Into the underworld

I haven’t posted in a while. There’s been a range of factors behind this, some technological or geographical but also psychospiritual.

When I started planning this trip I envisioned a kind of Hero’s Journey structure to frame it. Separation in the first six months, an underworld journey in the second and the last third, Return, although a return of what or whom I didn’t put much thought into. To support this, I’d crammed most of the intensives and workshops into the middle third of the trip (South and Central America) in addition to a few other intensive and immersve experiences. A tarot reading before we left also seemed to indicate that this period would be one of crisis and transformation.

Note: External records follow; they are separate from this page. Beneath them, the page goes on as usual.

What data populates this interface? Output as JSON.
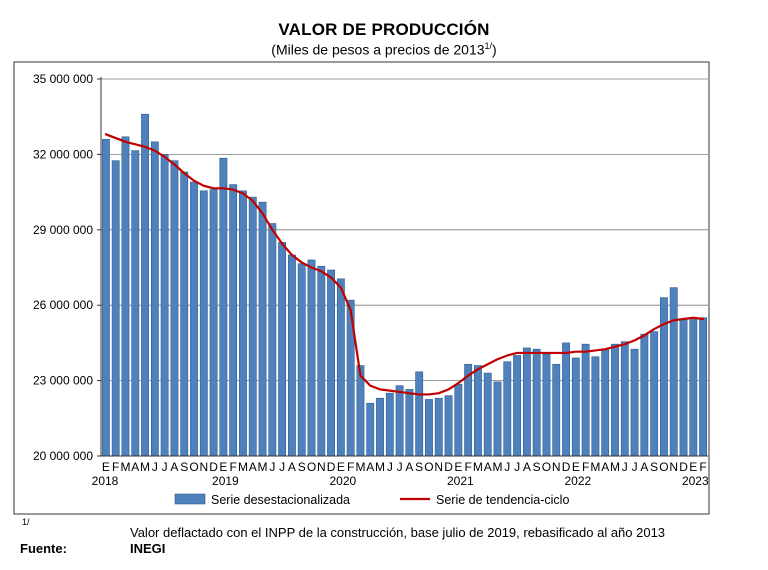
{
  "chart_data": {
    "type": "bar",
    "title": "VALOR DE PRODUCCIÓN",
    "subtitle": "(Miles de pesos a precios de 2013",
    "subtitle_note": "1/",
    "subtitle_close": ")",
    "ylim": [
      20000000,
      35000000
    ],
    "y_ticks": [
      20000000,
      23000000,
      26000000,
      29000000,
      32000000,
      35000000
    ],
    "y_tick_labels": [
      "20 000 000",
      "23 000 000",
      "26 000 000",
      "29 000 000",
      "32 000 000",
      "35 000 000"
    ],
    "month_letters": [
      "E",
      "F",
      "M",
      "A",
      "M",
      "J",
      "J",
      "A",
      "S",
      "O",
      "N",
      "D",
      "E",
      "F",
      "M",
      "A",
      "M",
      "J",
      "J",
      "A",
      "S",
      "O",
      "N",
      "D",
      "E",
      "F",
      "M",
      "A",
      "M",
      "J",
      "J",
      "A",
      "S",
      "O",
      "N",
      "D",
      "E",
      "F",
      "M",
      "A",
      "M",
      "J",
      "J",
      "A",
      "S",
      "O",
      "N",
      "D",
      "E",
      "F",
      "M",
      "A",
      "M",
      "J",
      "J",
      "A",
      "S",
      "O",
      "N",
      "D",
      "E",
      "F"
    ],
    "years": [
      {
        "label": "2018",
        "index": 0
      },
      {
        "label": "2019",
        "index": 12
      },
      {
        "label": "2020",
        "index": 24
      },
      {
        "label": "2021",
        "index": 36
      },
      {
        "label": "2022",
        "index": 48
      },
      {
        "label": "2023",
        "index": 60
      }
    ],
    "series": [
      {
        "name": "Serie desestacionalizada",
        "type": "bar",
        "color": "#4f81bd",
        "values": [
          32600000,
          31750000,
          32700000,
          32150000,
          33600000,
          32500000,
          32000000,
          31750000,
          31300000,
          30900000,
          30550000,
          30600000,
          31850000,
          30800000,
          30550000,
          30300000,
          30100000,
          29250000,
          28500000,
          28000000,
          27650000,
          27800000,
          27550000,
          27400000,
          27050000,
          26200000,
          23600000,
          22100000,
          22300000,
          22500000,
          22800000,
          22650000,
          23350000,
          22250000,
          22300000,
          22400000,
          22850000,
          23650000,
          23600000,
          23300000,
          22950000,
          23750000,
          24000000,
          24300000,
          24250000,
          24050000,
          23650000,
          24500000,
          23900000,
          24450000,
          23950000,
          24250000,
          24450000,
          24550000,
          24250000,
          24850000,
          24950000,
          26300000,
          26700000,
          25450000,
          25500000,
          25500000
        ]
      },
      {
        "name": "Serie de tendencia-ciclo",
        "type": "line",
        "color": "#c00000",
        "values": [
          32800000,
          32650000,
          32500000,
          32400000,
          32300000,
          32150000,
          31900000,
          31600000,
          31250000,
          30950000,
          30750000,
          30650000,
          30650000,
          30600000,
          30450000,
          30150000,
          29650000,
          29000000,
          28450000,
          28000000,
          27700000,
          27500000,
          27350000,
          27100000,
          26700000,
          25800000,
          23200000,
          22800000,
          22650000,
          22600000,
          22550000,
          22500000,
          22450000,
          22450000,
          22500000,
          22650000,
          22900000,
          23200000,
          23450000,
          23650000,
          23850000,
          24000000,
          24100000,
          24100000,
          24100000,
          24100000,
          24100000,
          24100000,
          24150000,
          24150000,
          24200000,
          24250000,
          24350000,
          24450000,
          24600000,
          24800000,
          25050000,
          25250000,
          25400000,
          25450000,
          25500000,
          25450000
        ]
      }
    ],
    "legend": [
      "Serie desestacionalizada",
      "Serie de tendencia-ciclo"
    ],
    "legend_position": "bottom"
  },
  "footnote": {
    "mark": "1/",
    "text": "Valor deflactado con el INPP de la construcción, base julio de 2019, rebasificado al año 2013"
  },
  "source": {
    "label": "Fuente:",
    "value": "INEGI"
  }
}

It’s a case of be careful what you wish for.

In Japan my computer stopped charging properly but the pace of travelling was so frenetic that there was little space to take heed of it. By the time we arrived in the US my laptop had died completely and would not charge at all. Simultaneously, my phone had also started playing up and so I decided to do a factory reset on it. Something went wrong when backing up my data, which I didn’t realise at the time. When I did the restore I had lost much of my information including access to chat apps, my sources of connection with people back home. Apple were useless in assisting me fix my computer. There was an issue with the logic board, which meant sending it off to the factory. As I was travelling around they couldn’t pinpoint a location to send it to and so for six weeks I carried an oversized paperweight in my pack.

Adding to this was a slow withdrawal from my old life in Australia. Back home I realised had a definite social identity. I knew who I was with some certainty as well as my place in a well-established community. I had passions, plans for the future, strong social networks and a sense of community. The further I travelled the more abstract all of this felt. I became acutely aware of how our identities, our egos, are socially constructed and the further I went the more I sensed the Self residing underneath (more on this to come). Social media, politics and current affairs seemed increasingly irrelevant to who and where I was in life. The message coming through grew louder: withdraw and sever the strings binding me to my old life. And so I did.

One cannot undertake the Hero’s Journey without honouring the stages and their import. How could I enter an underworld, even of my own making, if I wasn’t willing to sacrifice that which bound me to the old world? In the myth of Orpheus, Orpheus is instructed to walk through the underworld and not look back at Eurydice, who is following behind him. Orpheus cannot help himself and at one stage looks back to her. She is condemned forever to dwell in Hades. The message is clear: when you walk into the underworld you cannot look back. There is only forward.

The past couple of months have been one of disconnection and focusing on the road ahead. Interestingly however, my computer was repaired only once I accepted that severance was necessary and took steps to make it so. The underworld journey has begun. I am loath to post about it while I am still in its belly. My priority at the moment is finishing the next draft of my novel and documenting as much of this journey as I can in my journal with the aim of constructing a longer work. So while I will post here from time to time it will be of intermittent frequency.